Auf den zweiten Blick steckt natürlich hinter jeder Kandidatur ein ganz bestimmtes Kalkül, wobei das der SPÖ für Hundstorfer jetzt wahrscheinlich modifiziert werden wird. Was immer sich die ÖVP von Khol sonst noch verspricht, das Kalkül hinter seiner Nominierung ist leicht durchschaubar: In der Hoffnung, der ehemalige Nationalratspräsident und Diener etlicher ÖVP-Chefs werde in die Stichwahl kommen, rechnet die ÖVP offenbar mit einer blauen Wahlempfehlung im zweiten Wahlgang und somit mit einem doch möglichen Sieg.

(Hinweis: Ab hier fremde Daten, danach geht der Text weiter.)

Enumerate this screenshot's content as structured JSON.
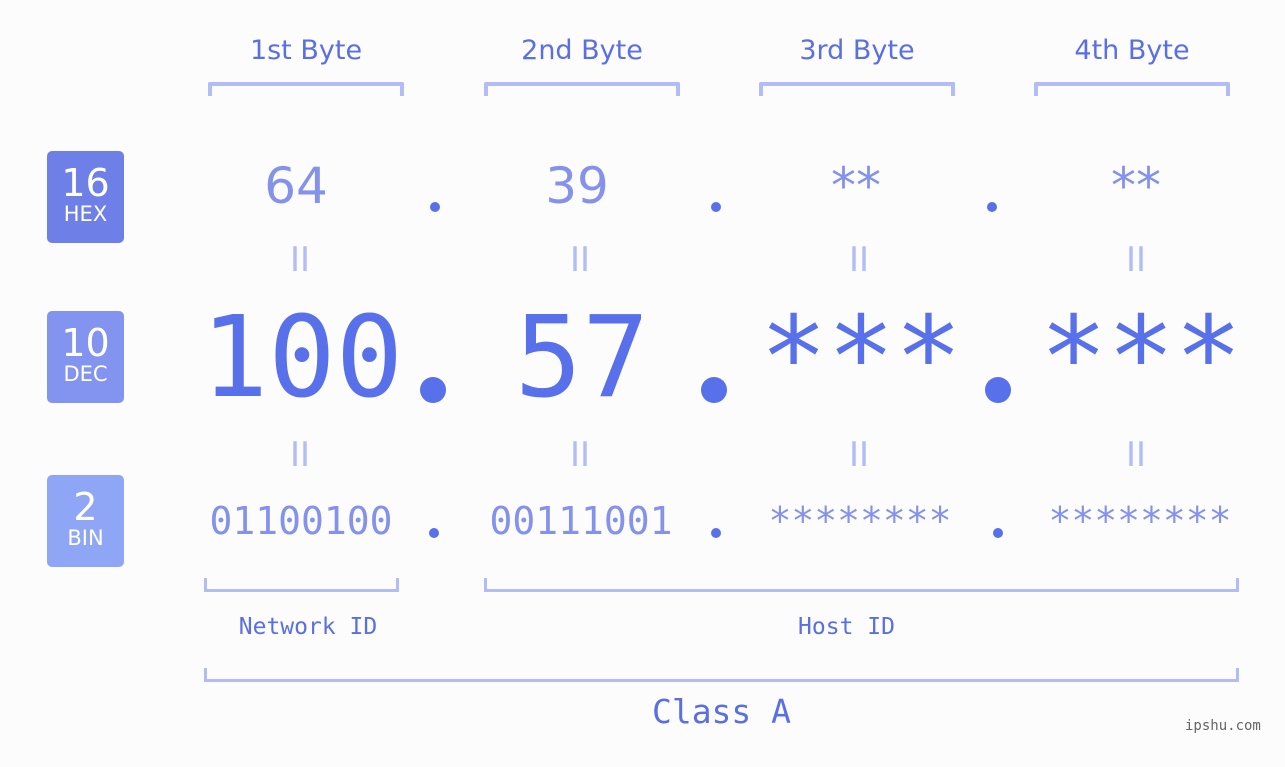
{
  "bytes": {
    "headers": [
      "1st Byte",
      "2nd Byte",
      "3rd Byte",
      "4th Byte"
    ]
  },
  "badges": {
    "hex": {
      "num": "16",
      "label": "HEX",
      "color": "#6e7fe8"
    },
    "dec": {
      "num": "10",
      "label": "DEC",
      "color": "#8394f0"
    },
    "bin": {
      "num": "2",
      "label": "BIN",
      "color": "#8fa6f7"
    }
  },
  "rows": {
    "hex": [
      "64",
      "39",
      "**",
      "**"
    ],
    "dec": [
      "100",
      "57",
      "***",
      "***"
    ],
    "bin": [
      "01100100",
      "00111001",
      "********",
      "********"
    ]
  },
  "equals_symbol": "II",
  "labels": {
    "network_id": "Network ID",
    "host_id": "Host ID",
    "class": "Class A"
  },
  "brand": "ipshu.com",
  "colors": {
    "accent": "#5870ea",
    "light_accent": "#8492ec",
    "bracket": "#b2bcf7",
    "background": "#fbfcfb"
  }
}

Das ist jedoch so vordergründig – es sei denn es stehen bereits Absprachen dahinter - , dass diese Rechnung jeden halbwegs interessierten Wähler intellektuell unterfordern muss. Viel raffinierter wäre es, wenn Reinhold Mitterlehner in einem weiteren Akt der Selbstaufgabe der Partei gar nicht auf „Sieg“ setzen würde, um das Geld der Partei für wichtigere Urnengänge zu sparen. Was immer er sich bei diesem Plan B gedacht haben mag, sein Blick in die Zukunft, die des Landes, der Partei und seiner eigenen, muss getrübt gewesen sein.

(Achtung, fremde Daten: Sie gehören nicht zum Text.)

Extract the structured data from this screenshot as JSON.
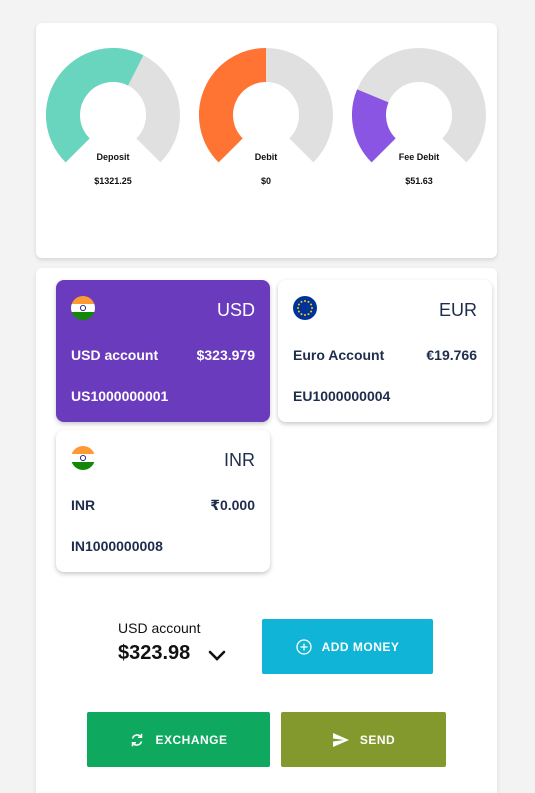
{
  "gauges": [
    {
      "label": "Deposit",
      "value": "$1321.25",
      "color": "#69d5bf",
      "icon": "arrow-up-icon",
      "fill_fraction": 0.6
    },
    {
      "label": "Debit",
      "value": "$0",
      "color": "#ff7433",
      "icon": "arrow-down-icon",
      "fill_fraction": 0.5
    },
    {
      "label": "Fee Debit",
      "value": "$51.63",
      "color": "#8b55e3",
      "icon": "dollar-icon",
      "fill_fraction": 0.25
    }
  ],
  "accounts": [
    {
      "currency": "USD",
      "name": "USD account",
      "balance": "$323.979",
      "number": "US1000000001",
      "flag": "india-flag-icon",
      "active": true
    },
    {
      "currency": "EUR",
      "name": "Euro Account",
      "balance": "€19.766",
      "number": "EU1000000004",
      "flag": "eu-flag-icon",
      "active": false
    },
    {
      "currency": "INR",
      "name": "INR",
      "balance": "₹0.000",
      "number": "IN1000000008",
      "flag": "india-flag-icon",
      "active": false
    }
  ],
  "selected_account": {
    "label": "USD account",
    "balance": "$323.98"
  },
  "buttons": {
    "add_money": "ADD MONEY",
    "exchange": "EXCHANGE",
    "send": "SEND"
  },
  "colors": {
    "active_card": "#6a3bbd",
    "add_money": "#0fb4d6",
    "exchange": "#0ea85f",
    "send": "#84992d",
    "gauge_track": "#e0e0e0"
  }
}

Jedenfalls hat er der SPÖ mit dieser Kandidatur einen Liebesdienst erwiesen. Es darf darauf gewettet werden, dass das Gespenst einer blau-schwarzen Zukunft ständiger Begleiter im SPÖ-Präsidentschaftswahlkampf sein wird. Hundstorfer wird es auf jede freie Fläche projizieren. Das heißt, wir haben eine Wahlauseinandersetzung zu gewärtigen, in der sich die beiden Regierungsparteien mehr mit den Ereignissen von vor 15 Jahren beschäftigen werden denn mit den möglichen Entwicklungen in 15 Jahren. Ganz sicher aber auch: Diese Konstellation wird jetzt der SPÖ einen gewissen Mobilisierungsvorteil verschaffen. Ein schwarzes Wahlgeschenk sozusagen.
Das Signal der Grünen mit van der Bellen ist klar: Über die eigene Klientel hinaus soll er Bürgerliche und nicht gewerkschaftsaffine SPÖ-Kreise ansprechen, was ihm von seinem Habitus her und als früheres SPÖ-Mitglied nicht schwer fallen dürfte.
Irmgard Griss Chancen sind mit der ÖVP-Entscheidung sicherlich gestiegen, sofern sie die finanziellen Mittel für einen Wahlkampf zusammenbringt. Mit den 236.000 Euro, die sie in einem Interview mit dem Boulevardmagazin „Madonna“ als Spenden bis 30.12.2015 angegeben hat, wird sie keine großen Sprünge machen. Aber in der gegenwärtigen Konstellation wird das Geld nun vielleicht doch reichlicher fließen.
Nur: Wenn Hundstorfer und Khol sich im Wahlkampf um die Pensionen streiten, van der Bellen nicht überraschend mehr Leidenschaft für das angestrebte Amt entwickelt und sich weniger überrascht von seiner neuen Rolle als „Hollywood Star“ (Pressekonferenz am Sonntag) gibt, Griss nicht mehr zu sagen hat als die Gemeinplätze in ihrer Youtube-Neujahrsansprache – für wen sollen sich dann die jüngeren Wähler entscheiden? Dass sich viele von ihnen vielleicht mit der Oma-Opa-Generation besser verstehen als mit den Eltern, dürfte kein ausreichendes Wahlmotiv sein.
Sollte zum ersten Mal bei einer Bundespräsidentenwahl die Nichtwähler die größte Gruppe werden, wird das Amt beschädigt sein. Aber das ist reine Spekulation. Wir können es erwarten.